The Skills and Strategies

Familiarity with keyboard shortcuts is obviously a necessary skill, to the point that player bios will list their favorite shortcut. And there’s some hot controversy in the meta over whether competitive players should ever use a mouse to navigate. Advanced players with a fluency in visual basic might even code on the fly. Unsurprisingly, the game tends to be dominated by accountants, actuaries, mathematicians, and engineers.

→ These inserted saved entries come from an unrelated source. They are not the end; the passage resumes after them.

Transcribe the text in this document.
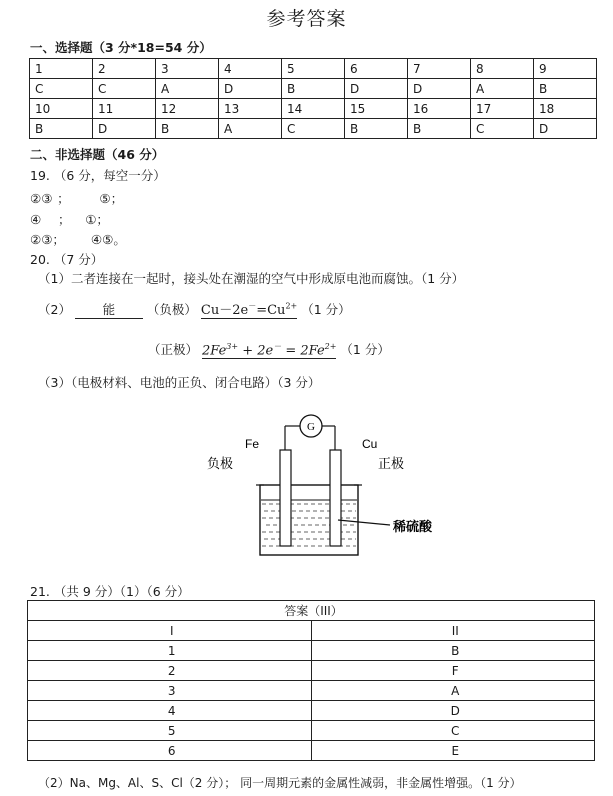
参考答案
一、选择题（3 分*18=54 分）
1	2	3	4	5	6	7	8	9
C	C	A	D	B	D	D	A	B
10	11	12	13	14	15	16	17	18
B	D	B	A	C	B	B	C	D
二、非选择题（46 分）
19. （6 分，每空一分）
②③ ； ⑤；
④ ； ①；
②③； ④⑤。
20. （7 分）
（1）二者连接在一起时，接头处在潮湿的空气中形成原电池而腐蚀。（1 分）
（2）	能	（负极） $Cu-2e^-=Cu^{2+}$ （1 分）
（正极） $2Fe^{3+} + 2e^- = 2Fe^{2+}$ （1 分）
（3）（电极材料、电池的正负、闭合电路）（3 分）
G
Fe	Cu
负极	正极
稀硫酸
21. （共 9 分）（1）（6 分）
答案（III）	
I	II
1	B
2	F
3	A
4	D
5	C
6	E
（2）Na、Mg、Al、S、Cl（2 分）； 同一周期元素的金属性减弱，非金属性增强。（1 分）
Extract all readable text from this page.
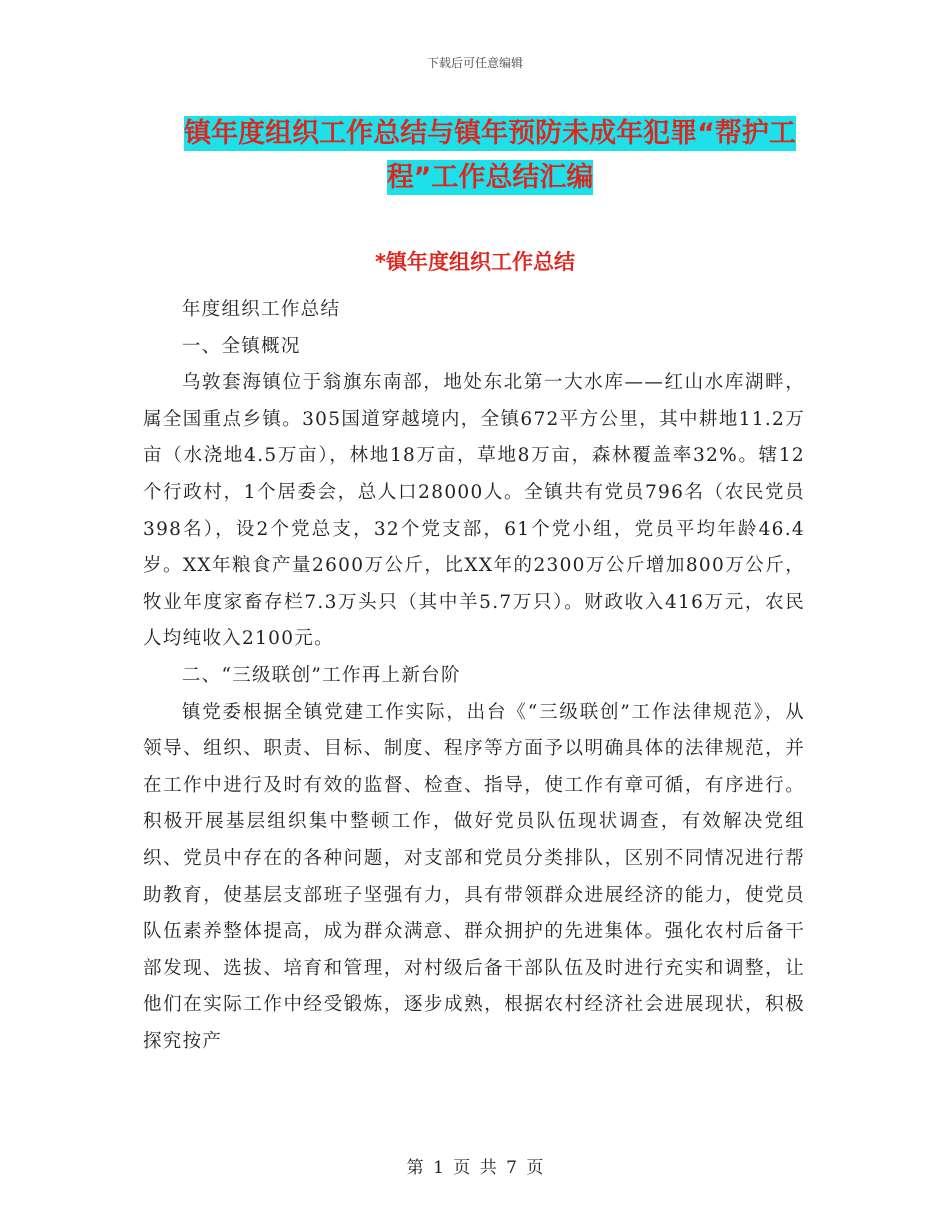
下载后可任意编辑
镇年度组织工作总结与镇年预防未成年犯罪“帮护工程”工作总结汇编
*镇年度组织工作总结

年度组织工作总结

一、全镇概况

乌敦套海镇位于翁旗东南部，地处东北第一大水库——红山水库湖畔，属全国重点乡镇。305国道穿越境内，全镇672平方公里，其中耕地11.2万亩（水浇地4.5万亩），林地18万亩，草地8万亩，森林覆盖率32%。辖12个行政村，1个居委会，总人口28000人。全镇共有党员796名（农民党员398名），设2个党总支，32个党支部，61个党小组，党员平均年龄46.4岁。XX年粮食产量2600万公斤，比XX年的2300万公斤增加800万公斤，牧业年度家畜存栏7.3万头只（其中羊5.7万只）。财政收入416万元，农民人均纯收入2100元。

二、“三级联创”工作再上新台阶

镇党委根据全镇党建工作实际，出台《“三级联创”工作法律规范》，从领导、组织、职责、目标、制度、程序等方面予以明确具体的法律规范，并在工作中进行及时有效的监督、检查、指导，使工作有章可循，有序进行。积极开展基层组织集中整顿工作，做好党员队伍现状调查，有效解决党组织、党员中存在的各种问题，对支部和党员分类排队，区别不同情况进行帮助教育，使基层支部班子坚强有力，具有带领群众进展经济的能力，使党员队伍素养整体提高，成为群众满意、群众拥护的先进集体。强化农村后备干部发现、选拔、培育和管理，对村级后备干部队伍及时进行充实和调整，让他们在实际工作中经受锻炼，逐步成熟，根据农村经济社会进展现状，积极探究按产

第 1 页 共 7 页
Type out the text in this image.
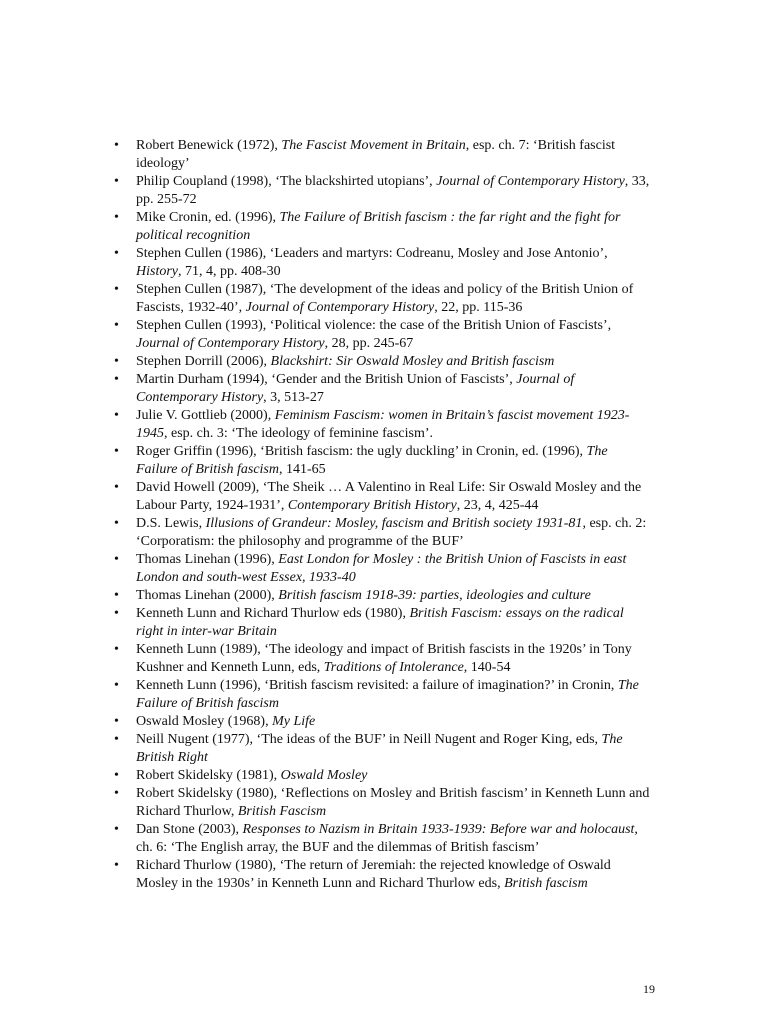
• Robert Benewick (1972), The Fascist Movement in Britain, esp. ch. 7: ‘British fascist ideology’
• Philip Coupland (1998), ‘The blackshirted utopians’, Journal of Contemporary History, 33, pp. 255-72
• Mike Cronin, ed. (1996), The Failure of British fascism : the far right and the fight for political recognition
• Stephen Cullen (1986), ‘Leaders and martyrs: Codreanu, Mosley and Jose Antonio’, History, 71, 4, pp. 408-30
• Stephen Cullen (1987), ‘The development of the ideas and policy of the British Union of Fascists, 1932-40’, Journal of Contemporary History, 22, pp. 115-36
• Stephen Cullen (1993), ‘Political violence: the case of the British Union of Fascists’, Journal of Contemporary History, 28, pp. 245-67
• Stephen Dorrill (2006), Blackshirt: Sir Oswald Mosley and British fascism
• Martin Durham (1994), ‘Gender and the British Union of Fascists’, Journal of Contemporary History, 3, 513-27
• Julie V. Gottlieb (2000), Feminism Fascism: women in Britain’s fascist movement 1923-1945, esp. ch. 3: ‘The ideology of feminine fascism’.
• Roger Griffin (1996), ‘British fascism: the ugly duckling’ in Cronin, ed. (1996), The Failure of British fascism, 141-65
• David Howell (2009), ‘The Sheik … A Valentino in Real Life: Sir Oswald Mosley and the Labour Party, 1924-1931’, Contemporary British History, 23, 4, 425-44
• D.S. Lewis, Illusions of Grandeur: Mosley, fascism and British society 1931-81, esp. ch. 2: ‘Corporatism: the philosophy and programme of the BUF’
• Thomas Linehan (1996), East London for Mosley : the British Union of Fascists in east London and south-west Essex, 1933-40
• Thomas Linehan (2000), British fascism 1918-39: parties, ideologies and culture
• Kenneth Lunn and Richard Thurlow eds (1980), British Fascism: essays on the radical right in inter-war Britain
• Kenneth Lunn (1989), ‘The ideology and impact of British fascists in the 1920s’ in Tony Kushner and Kenneth Lunn, eds, Traditions of Intolerance, 140-54
• Kenneth Lunn (1996), ‘British fascism revisited: a failure of imagination?’ in Cronin, The Failure of British fascism
• Oswald Mosley (1968), My Life
• Neill Nugent (1977), ‘The ideas of the BUF’ in Neill Nugent and Roger King, eds, The British Right
• Robert Skidelsky (1981), Oswald Mosley
• Robert Skidelsky (1980), ‘Reflections on Mosley and British fascism’ in Kenneth Lunn and Richard Thurlow, British Fascism
• Dan Stone (2003), Responses to Nazism in Britain 1933-1939: Before war and holocaust, ch. 6: ‘The English array, the BUF and the dilemmas of British fascism’
• Richard Thurlow (1980), ‘The return of Jeremiah: the rejected knowledge of Oswald Mosley in the 1930s’ in Kenneth Lunn and Richard Thurlow eds, British fascism
19
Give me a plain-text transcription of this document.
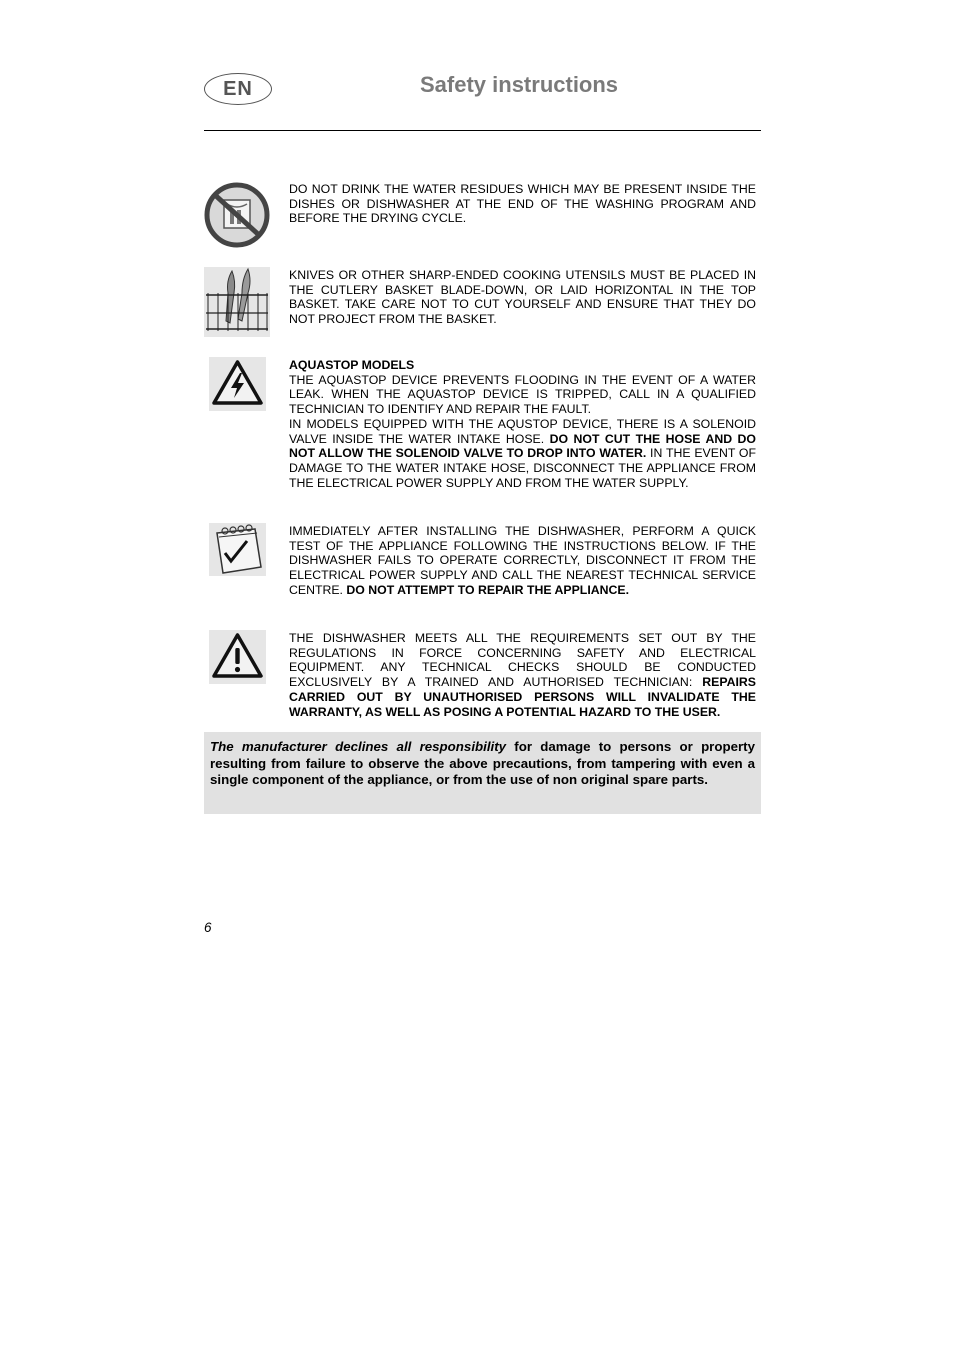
EN	Safety instructions

DO NOT DRINK THE WATER RESIDUES WHICH MAY BE PRESENT INSIDE THE DISHES OR DISHWASHER AT THE END OF THE WASHING PROGRAM AND BEFORE THE DRYING CYCLE.

KNIVES OR OTHER SHARP-ENDED COOKING UTENSILS MUST BE PLACED IN THE CUTLERY BASKET BLADE-DOWN, OR LAID HORIZONTAL IN THE TOP BASKET. TAKE CARE NOT TO CUT YOURSELF AND ENSURE THAT THEY DO NOT PROJECT FROM THE BASKET.

AQUASTOP MODELS

THE AQUASTOP DEVICE PREVENTS FLOODING IN THE EVENT OF A WATER LEAK. WHEN THE AQUASTOP DEVICE IS TRIPPED, CALL IN A QUALIFIED TECHNICIAN TO IDENTIFY AND REPAIR THE FAULT.

IN MODELS EQUIPPED WITH THE AQUSTOP DEVICE, THERE IS A SOLENOID VALVE INSIDE THE WATER INTAKE HOSE. DO NOT CUT THE HOSE AND DO NOT ALLOW THE SOLENOID VALVE TO DROP INTO WATER. IN THE EVENT OF DAMAGE TO THE WATER INTAKE HOSE, DISCONNECT THE APPLIANCE FROM THE ELECTRICAL POWER SUPPLY AND FROM THE WATER SUPPLY.

IMMEDIATELY AFTER INSTALLING THE DISHWASHER, PERFORM A QUICK TEST OF THE APPLIANCE FOLLOWING THE INSTRUCTIONS BELOW. IF THE DISHWASHER FAILS TO OPERATE CORRECTLY, DISCONNECT IT FROM THE ELECTRICAL POWER SUPPLY AND CALL THE NEAREST TECHNICAL SERVICE CENTRE. DO NOT ATTEMPT TO REPAIR THE APPLIANCE.

THE DISHWASHER MEETS ALL THE REQUIREMENTS SET OUT BY THE REGULATIONS IN FORCE CONCERNING SAFETY AND ELECTRICAL EQUIPMENT. ANY TECHNICAL CHECKS SHOULD BE CONDUCTED EXCLUSIVELY BY A TRAINED AND AUTHORISED TECHNICIAN: REPAIRS CARRIED OUT BY UNAUTHORISED PERSONS WILL INVALIDATE THE WARRANTY, AS WELL AS POSING A POTENTIAL HAZARD TO THE USER.

The manufacturer declines all responsibility for damage to persons or property resulting from failure to observe the above precautions, from tampering with even a single component of the appliance, or from the use of non original spare parts.
6
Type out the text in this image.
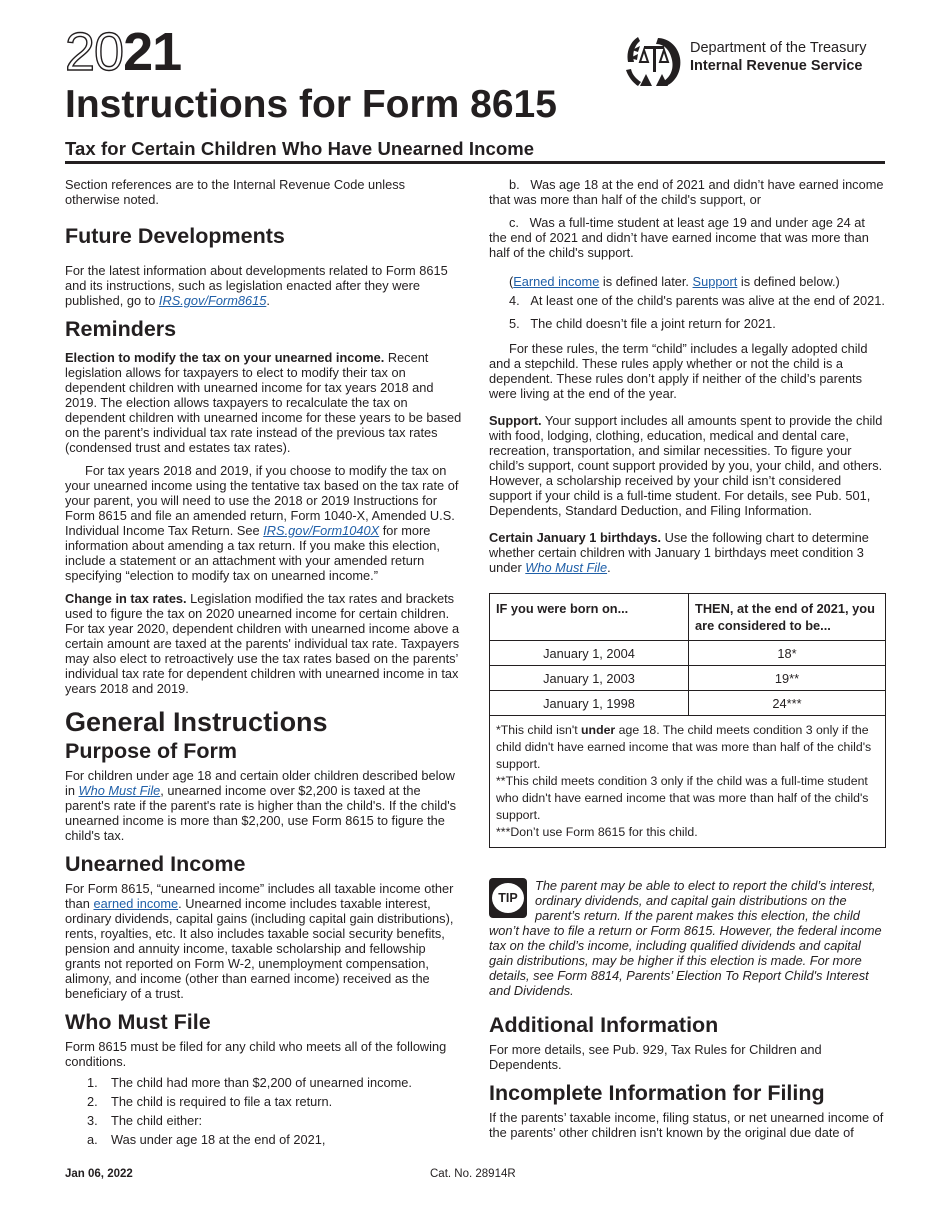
2021
Instructions for Form 8615
Tax for Certain Children Who Have Unearned Income
Department of the Treasury
Internal Revenue Service

Section references are to the Internal Revenue Code unless otherwise noted.

Future Developments

For the latest information about developments related to Form 8615 and its instructions, such as legislation enacted after they were published, go to IRS.gov/Form8615.

Reminders

Election to modify the tax on your unearned income. Recent legislation allows for taxpayers to elect to modify their tax on dependent children with unearned income for tax years 2018 and 2019. The election allows taxpayers to recalculate the tax on dependent children with unearned income for these years to be based on the parent’s individual tax rate instead of the previous tax rates (condensed trust and estates tax rates).

For tax years 2018 and 2019, if you choose to modify the tax on your unearned income using the tentative tax based on the tax rate of your parent, you will need to use the 2018 or 2019 Instructions for Form 8615 and file an amended return, Form 1040-X, Amended U.S. Individual Income Tax Return. See IRS.gov/Form1040X for more information about amending a tax return. If you make this election, include a statement or an attachment with your amended return specifying “election to modify tax on unearned income.”

Change in tax rates. Legislation modified the tax rates and brackets used to figure the tax on 2020 unearned income for certain children. For tax year 2020, dependent children with unearned income above a certain amount are taxed at the parents' individual tax rate. Taxpayers may also elect to retroactively use the tax rates based on the parents’ individual tax rate for dependent children with unearned income in tax years 2018 and 2019.

General Instructions
Purpose of Form

For children under age 18 and certain older children described below in Who Must File, unearned income over $2,200 is taxed at the parent's rate if the parent's rate is higher than the child's. If the child's unearned income is more than $2,200, use Form 8615 to figure the child's tax.

Unearned Income

For Form 8615, “unearned income” includes all taxable income other than earned income. Unearned income includes taxable interest, ordinary dividends, capital gains (including capital gain distributions), rents, royalties, etc. It also includes taxable social security benefits, pension and annuity income, taxable scholarship and fellowship grants not reported on Form W-2, unemployment compensation, alimony, and income (other than earned income) received as the beneficiary of a trust.

Who Must File

Form 8615 must be filed for any child who meets all of the following conditions.

1. The child had more than $2,200 of unearned income.
2. The child is required to file a tax return.
3. The child either:
a. Was under age 18 at the end of 2021,

b. Was age 18 at the end of 2021 and didn’t have earned income that was more than half of the child's support, or

c. Was a full-time student at least age 19 and under age 24 at the end of 2021 and didn’t have earned income that was more than half of the child's support.

(Earned income is defined later. Support is defined below.)

4. At least one of the child's parents was alive at the end of 2021.

5. The child doesn’t file a joint return for 2021.

For these rules, the term “child” includes a legally adopted child and a stepchild. These rules apply whether or not the child is a dependent. These rules don’t apply if neither of the child’s parents were living at the end of the year.

Support. Your support includes all amounts spent to provide the child with food, lodging, clothing, education, medical and dental care, recreation, transportation, and similar necessities. To figure your child’s support, count support provided by you, your child, and others. However, a scholarship received by your child isn’t considered support if your child is a full-time student. For details, see Pub. 501, Dependents, Standard Deduction, and Filing Information.

Certain January 1 birthdays. Use the following chart to determine whether certain children with January 1 birthdays meet condition 3 under Who Must File.

IF you were born on...	THEN, at the end of 2021, you are considered to be...
January 1, 2004	18*
January 1, 2003	19**
January 1, 1998	24***

*This child isn't under age 18. The child meets condition 3 only if the child didn't have earned income that was more than half of the child's support.
**This child meets condition 3 only if the child was a full-time student who didn't have earned income that was more than half of the child's support.
***Don’t use Form 8615 for this child.	
TIP
The parent may be able to elect to report the child’s interest, ordinary dividends, and capital gain distributions on the parent’s return. If the parent makes this election, the child won’t have to file a return or Form 8615. However, the federal income tax on the child’s income, including qualified dividends and capital gain distributions, may be higher if this election is made. For more details, see Form 8814, Parents’ Election To Report Child's Interest and Dividends.
Additional Information

For more details, see Pub. 929, Tax Rules for Children and Dependents.

Incomplete Information for Filing

If the parents’ taxable income, filing status, or net unearned income of the parents’ other children isn't known by the original due date of

Jan 06, 2022	Cat. No. 28914R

The format of games can vary as well, with tournaments sometimes featuring one V one elimination matches, and other times eight player battle royales. It’s brutal. A panel of commentators narrate the game, dissect the outcome, and introduce and interview the players before and after the fact. And at in-person events, there’s often an electric crowd, excited to see their favorite Excel battler perform the spreadsheet equivalent of a mounted elbow drop off the top rope.

The Excel Community

The Microsoft Excel World Championship isn’t the only gaming arena where you’ll find Excel. It’s had a long if eccentric history in gaming, usually acting as an external supplementary tool for complex RPGs that require advanced data management. EVE Online, the game sometimes called Spreadsheets in Space, actually got an official Excel plugin earlier this year, much to the excitement of its player base.

Not to mention that people have been programming games directly into Excel for decades, like Snake, Minesweeper, and even Battleship. If there’s anything we can learn from a sweaty crowd cheering on their favorite Excel champion as they formulate their way to victory, it’s that human beings can find joy in literally anything.